22 senators: FCC plan ‘relegates’ countryside to ‘second class’
The disparity in goals will widen “the digital divide,” the senators said. “Establishing such a low threshold for rural residents and businesses relegates them to second class broadband capacity,” the Senate letter said. “It hinders their ability to share in the transformative vision for broadband outlined in the [plan].”
FCC supporters contend that the plan aggressively confronts the challenges of wiring rural America, where the market has not always made it attractive for phone and cable companies to invest in network build-out. The plan, for instance, makes permanent the Rural Health Care Pilot Program, which since 2007 has promised $417 million to help healthcare providers construct or improve broadband networks.

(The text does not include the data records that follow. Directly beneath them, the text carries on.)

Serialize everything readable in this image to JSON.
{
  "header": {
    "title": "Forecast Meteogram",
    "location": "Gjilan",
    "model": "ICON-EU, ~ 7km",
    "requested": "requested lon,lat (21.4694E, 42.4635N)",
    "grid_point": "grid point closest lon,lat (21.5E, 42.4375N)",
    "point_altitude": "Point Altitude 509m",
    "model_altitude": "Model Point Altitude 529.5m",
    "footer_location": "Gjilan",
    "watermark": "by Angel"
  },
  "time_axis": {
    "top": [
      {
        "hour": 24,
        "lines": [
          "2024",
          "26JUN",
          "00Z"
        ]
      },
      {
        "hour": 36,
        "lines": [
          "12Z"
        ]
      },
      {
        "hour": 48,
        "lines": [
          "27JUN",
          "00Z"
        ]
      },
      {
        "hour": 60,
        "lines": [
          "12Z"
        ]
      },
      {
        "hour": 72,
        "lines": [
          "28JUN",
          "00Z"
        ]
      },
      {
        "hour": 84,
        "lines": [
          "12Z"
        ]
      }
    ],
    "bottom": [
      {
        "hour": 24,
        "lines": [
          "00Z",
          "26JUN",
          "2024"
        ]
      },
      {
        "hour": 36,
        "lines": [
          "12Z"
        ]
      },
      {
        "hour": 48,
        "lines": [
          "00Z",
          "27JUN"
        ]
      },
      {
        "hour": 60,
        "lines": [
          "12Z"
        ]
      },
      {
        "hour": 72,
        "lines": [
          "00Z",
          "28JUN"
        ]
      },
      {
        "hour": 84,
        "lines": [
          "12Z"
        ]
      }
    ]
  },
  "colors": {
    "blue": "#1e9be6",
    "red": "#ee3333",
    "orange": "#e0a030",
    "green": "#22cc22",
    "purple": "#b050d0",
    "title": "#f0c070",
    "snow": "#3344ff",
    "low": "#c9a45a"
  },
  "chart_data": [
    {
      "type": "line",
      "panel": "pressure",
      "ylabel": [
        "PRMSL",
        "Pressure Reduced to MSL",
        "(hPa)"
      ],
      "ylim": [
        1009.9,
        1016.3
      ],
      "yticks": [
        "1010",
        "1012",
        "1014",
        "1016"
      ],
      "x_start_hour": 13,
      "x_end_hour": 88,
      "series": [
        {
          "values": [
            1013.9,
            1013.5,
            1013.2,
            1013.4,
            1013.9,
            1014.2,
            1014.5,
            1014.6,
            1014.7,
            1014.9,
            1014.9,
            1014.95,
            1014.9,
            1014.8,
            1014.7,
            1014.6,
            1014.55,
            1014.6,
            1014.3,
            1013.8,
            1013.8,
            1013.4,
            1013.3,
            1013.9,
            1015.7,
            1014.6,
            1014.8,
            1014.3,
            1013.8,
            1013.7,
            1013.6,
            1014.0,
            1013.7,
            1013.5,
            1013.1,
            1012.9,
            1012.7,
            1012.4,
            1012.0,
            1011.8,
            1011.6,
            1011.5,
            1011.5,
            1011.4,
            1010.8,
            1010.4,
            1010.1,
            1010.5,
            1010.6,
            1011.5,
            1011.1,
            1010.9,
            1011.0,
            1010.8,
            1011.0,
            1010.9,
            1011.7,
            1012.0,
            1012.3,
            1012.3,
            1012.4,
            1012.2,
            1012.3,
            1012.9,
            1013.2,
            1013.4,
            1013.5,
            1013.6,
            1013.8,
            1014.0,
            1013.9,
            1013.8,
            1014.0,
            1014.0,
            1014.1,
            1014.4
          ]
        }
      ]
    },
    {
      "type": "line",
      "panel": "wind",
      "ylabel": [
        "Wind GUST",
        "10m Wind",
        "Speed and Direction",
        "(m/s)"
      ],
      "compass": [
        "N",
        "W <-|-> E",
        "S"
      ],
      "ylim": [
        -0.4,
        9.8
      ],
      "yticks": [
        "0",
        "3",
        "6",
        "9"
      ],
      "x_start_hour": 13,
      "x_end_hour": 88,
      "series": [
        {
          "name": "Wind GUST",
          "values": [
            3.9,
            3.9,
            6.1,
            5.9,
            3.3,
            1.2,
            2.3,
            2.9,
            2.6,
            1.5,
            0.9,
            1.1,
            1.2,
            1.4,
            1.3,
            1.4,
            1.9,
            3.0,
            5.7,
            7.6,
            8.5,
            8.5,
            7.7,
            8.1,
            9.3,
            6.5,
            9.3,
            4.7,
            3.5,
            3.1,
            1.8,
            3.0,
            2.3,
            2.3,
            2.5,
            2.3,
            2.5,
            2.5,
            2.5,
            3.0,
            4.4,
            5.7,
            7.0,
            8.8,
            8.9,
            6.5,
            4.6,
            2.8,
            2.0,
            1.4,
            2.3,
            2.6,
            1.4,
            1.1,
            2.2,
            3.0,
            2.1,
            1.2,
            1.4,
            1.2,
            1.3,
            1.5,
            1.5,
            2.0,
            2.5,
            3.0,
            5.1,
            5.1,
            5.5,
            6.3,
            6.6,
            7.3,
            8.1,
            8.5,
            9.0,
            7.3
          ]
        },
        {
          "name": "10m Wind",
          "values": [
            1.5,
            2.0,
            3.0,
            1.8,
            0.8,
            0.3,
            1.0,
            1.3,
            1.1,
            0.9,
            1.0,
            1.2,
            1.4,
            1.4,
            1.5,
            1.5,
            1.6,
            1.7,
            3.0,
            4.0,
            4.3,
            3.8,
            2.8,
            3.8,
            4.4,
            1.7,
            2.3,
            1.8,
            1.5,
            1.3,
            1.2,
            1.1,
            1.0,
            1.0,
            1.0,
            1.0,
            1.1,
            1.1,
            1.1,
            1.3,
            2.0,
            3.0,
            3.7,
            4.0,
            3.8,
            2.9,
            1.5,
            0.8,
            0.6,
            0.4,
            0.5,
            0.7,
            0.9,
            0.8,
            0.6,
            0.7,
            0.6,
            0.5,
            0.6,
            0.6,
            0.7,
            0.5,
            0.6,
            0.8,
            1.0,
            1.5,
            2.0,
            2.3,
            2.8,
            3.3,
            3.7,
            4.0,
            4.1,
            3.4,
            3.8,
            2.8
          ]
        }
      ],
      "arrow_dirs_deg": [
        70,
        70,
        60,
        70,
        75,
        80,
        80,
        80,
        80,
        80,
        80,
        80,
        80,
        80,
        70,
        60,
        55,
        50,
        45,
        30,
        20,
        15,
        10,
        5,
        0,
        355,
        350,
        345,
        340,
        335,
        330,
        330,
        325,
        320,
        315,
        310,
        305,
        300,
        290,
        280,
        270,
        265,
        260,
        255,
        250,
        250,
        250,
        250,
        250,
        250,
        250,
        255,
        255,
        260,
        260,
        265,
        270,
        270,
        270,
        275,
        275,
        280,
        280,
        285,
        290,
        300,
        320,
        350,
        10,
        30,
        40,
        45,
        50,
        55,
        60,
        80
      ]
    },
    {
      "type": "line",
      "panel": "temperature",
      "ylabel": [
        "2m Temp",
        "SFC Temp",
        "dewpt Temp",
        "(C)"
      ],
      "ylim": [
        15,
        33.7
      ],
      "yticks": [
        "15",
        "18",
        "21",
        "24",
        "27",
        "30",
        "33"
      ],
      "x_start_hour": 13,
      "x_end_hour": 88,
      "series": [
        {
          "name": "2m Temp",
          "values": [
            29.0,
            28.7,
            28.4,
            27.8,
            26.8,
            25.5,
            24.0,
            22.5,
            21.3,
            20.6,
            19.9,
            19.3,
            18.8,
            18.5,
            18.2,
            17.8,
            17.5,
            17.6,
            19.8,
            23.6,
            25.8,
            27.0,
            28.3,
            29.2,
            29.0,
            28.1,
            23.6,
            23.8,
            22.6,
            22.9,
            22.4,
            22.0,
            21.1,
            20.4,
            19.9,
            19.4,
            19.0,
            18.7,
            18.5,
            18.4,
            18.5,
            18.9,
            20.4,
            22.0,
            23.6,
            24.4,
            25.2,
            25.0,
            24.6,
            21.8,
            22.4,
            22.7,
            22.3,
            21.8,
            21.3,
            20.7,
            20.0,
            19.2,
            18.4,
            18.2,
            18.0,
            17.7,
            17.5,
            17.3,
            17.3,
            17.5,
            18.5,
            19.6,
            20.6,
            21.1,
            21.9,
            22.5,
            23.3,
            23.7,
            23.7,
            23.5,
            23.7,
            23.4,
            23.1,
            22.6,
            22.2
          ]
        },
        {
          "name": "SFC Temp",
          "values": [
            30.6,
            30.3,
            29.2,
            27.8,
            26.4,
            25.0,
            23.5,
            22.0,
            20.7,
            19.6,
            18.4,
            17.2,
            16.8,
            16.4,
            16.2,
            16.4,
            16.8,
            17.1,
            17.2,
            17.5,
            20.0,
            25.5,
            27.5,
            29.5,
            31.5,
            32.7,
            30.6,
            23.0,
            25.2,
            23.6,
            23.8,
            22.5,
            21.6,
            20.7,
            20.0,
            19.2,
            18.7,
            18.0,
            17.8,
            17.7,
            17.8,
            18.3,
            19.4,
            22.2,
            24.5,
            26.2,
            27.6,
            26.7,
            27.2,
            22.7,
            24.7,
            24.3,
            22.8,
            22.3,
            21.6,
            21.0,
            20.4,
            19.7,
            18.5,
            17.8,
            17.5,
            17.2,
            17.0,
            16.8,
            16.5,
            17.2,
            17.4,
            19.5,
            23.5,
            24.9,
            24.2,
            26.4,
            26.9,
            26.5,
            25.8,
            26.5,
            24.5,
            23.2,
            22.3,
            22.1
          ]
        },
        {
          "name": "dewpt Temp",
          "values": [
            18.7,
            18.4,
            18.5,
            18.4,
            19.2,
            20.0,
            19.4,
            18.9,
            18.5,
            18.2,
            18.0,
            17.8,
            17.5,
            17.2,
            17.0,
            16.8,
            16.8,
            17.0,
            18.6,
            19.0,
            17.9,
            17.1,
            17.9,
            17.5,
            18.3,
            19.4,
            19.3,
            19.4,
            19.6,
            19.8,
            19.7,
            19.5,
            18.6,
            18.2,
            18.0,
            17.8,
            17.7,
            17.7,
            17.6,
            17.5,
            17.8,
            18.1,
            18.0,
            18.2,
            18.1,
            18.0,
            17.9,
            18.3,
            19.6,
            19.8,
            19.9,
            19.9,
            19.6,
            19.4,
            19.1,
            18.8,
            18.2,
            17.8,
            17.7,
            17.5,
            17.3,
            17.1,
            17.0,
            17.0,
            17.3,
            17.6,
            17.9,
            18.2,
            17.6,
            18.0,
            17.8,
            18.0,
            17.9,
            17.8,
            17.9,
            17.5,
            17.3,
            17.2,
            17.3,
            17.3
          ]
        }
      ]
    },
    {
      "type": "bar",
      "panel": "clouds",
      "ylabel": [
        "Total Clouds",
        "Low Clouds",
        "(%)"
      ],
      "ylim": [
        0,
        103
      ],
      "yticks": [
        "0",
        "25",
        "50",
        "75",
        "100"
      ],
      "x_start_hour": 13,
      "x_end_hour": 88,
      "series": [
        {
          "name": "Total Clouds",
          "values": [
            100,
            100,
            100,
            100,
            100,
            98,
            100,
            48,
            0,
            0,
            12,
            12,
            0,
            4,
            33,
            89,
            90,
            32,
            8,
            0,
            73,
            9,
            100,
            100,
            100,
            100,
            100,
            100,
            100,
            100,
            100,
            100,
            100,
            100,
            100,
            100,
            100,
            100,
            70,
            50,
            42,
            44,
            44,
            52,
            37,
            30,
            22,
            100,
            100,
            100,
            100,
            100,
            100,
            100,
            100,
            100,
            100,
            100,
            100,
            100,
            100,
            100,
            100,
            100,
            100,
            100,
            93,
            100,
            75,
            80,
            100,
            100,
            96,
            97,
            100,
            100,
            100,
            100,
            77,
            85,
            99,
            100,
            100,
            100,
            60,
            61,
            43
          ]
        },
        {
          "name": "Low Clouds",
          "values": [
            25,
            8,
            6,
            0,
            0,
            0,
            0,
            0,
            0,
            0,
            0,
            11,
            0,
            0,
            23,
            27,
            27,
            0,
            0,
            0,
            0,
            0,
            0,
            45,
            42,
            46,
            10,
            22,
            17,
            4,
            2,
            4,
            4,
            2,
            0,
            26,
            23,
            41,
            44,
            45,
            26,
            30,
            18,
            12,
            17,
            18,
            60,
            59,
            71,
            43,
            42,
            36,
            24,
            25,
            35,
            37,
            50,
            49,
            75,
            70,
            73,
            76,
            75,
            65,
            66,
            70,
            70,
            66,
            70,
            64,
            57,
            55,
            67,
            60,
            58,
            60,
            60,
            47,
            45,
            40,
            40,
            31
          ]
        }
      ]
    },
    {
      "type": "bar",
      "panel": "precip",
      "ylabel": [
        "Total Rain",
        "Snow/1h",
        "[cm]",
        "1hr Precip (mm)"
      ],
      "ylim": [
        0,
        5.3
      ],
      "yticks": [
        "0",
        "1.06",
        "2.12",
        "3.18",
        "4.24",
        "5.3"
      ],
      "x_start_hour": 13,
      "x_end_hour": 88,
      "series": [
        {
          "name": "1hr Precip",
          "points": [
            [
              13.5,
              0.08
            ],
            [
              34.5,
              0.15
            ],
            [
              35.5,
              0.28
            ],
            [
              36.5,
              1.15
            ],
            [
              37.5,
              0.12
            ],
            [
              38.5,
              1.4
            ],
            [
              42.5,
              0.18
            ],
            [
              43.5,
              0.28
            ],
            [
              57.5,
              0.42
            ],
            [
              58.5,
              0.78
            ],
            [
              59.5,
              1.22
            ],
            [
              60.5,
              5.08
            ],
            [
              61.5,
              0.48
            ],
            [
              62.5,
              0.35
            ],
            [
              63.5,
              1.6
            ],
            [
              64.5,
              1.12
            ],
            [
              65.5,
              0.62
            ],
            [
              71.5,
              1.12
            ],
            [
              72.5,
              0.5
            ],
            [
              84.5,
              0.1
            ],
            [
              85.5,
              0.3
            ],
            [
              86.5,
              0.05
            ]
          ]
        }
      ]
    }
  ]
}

The House letter goes further, criticizing proposed changes to the Universal Service Fund, a pot of FCC cash that subsidizes telephone service in underserved areas. The FCC plan seeks to transition this money instead to subsidize broadband infrastructure, adoption and service. Such a transition would “abandon a successful policy approach,” the House letter says.
The proposed changes to the USF are backed by major Internet service providers such as AT&T but opposed by small, rural phone companies that benefit from the subsidy and hold clout in the districts of several of the letter’s signatories.
The FCC’s 360-page plan, released in March, seeks to boost the connectivity of at least 100 million U.S. homes to 100 Mbps by 2020 while ensuring that everyone access to high-speed Internet. It was mandated by the stimulus package.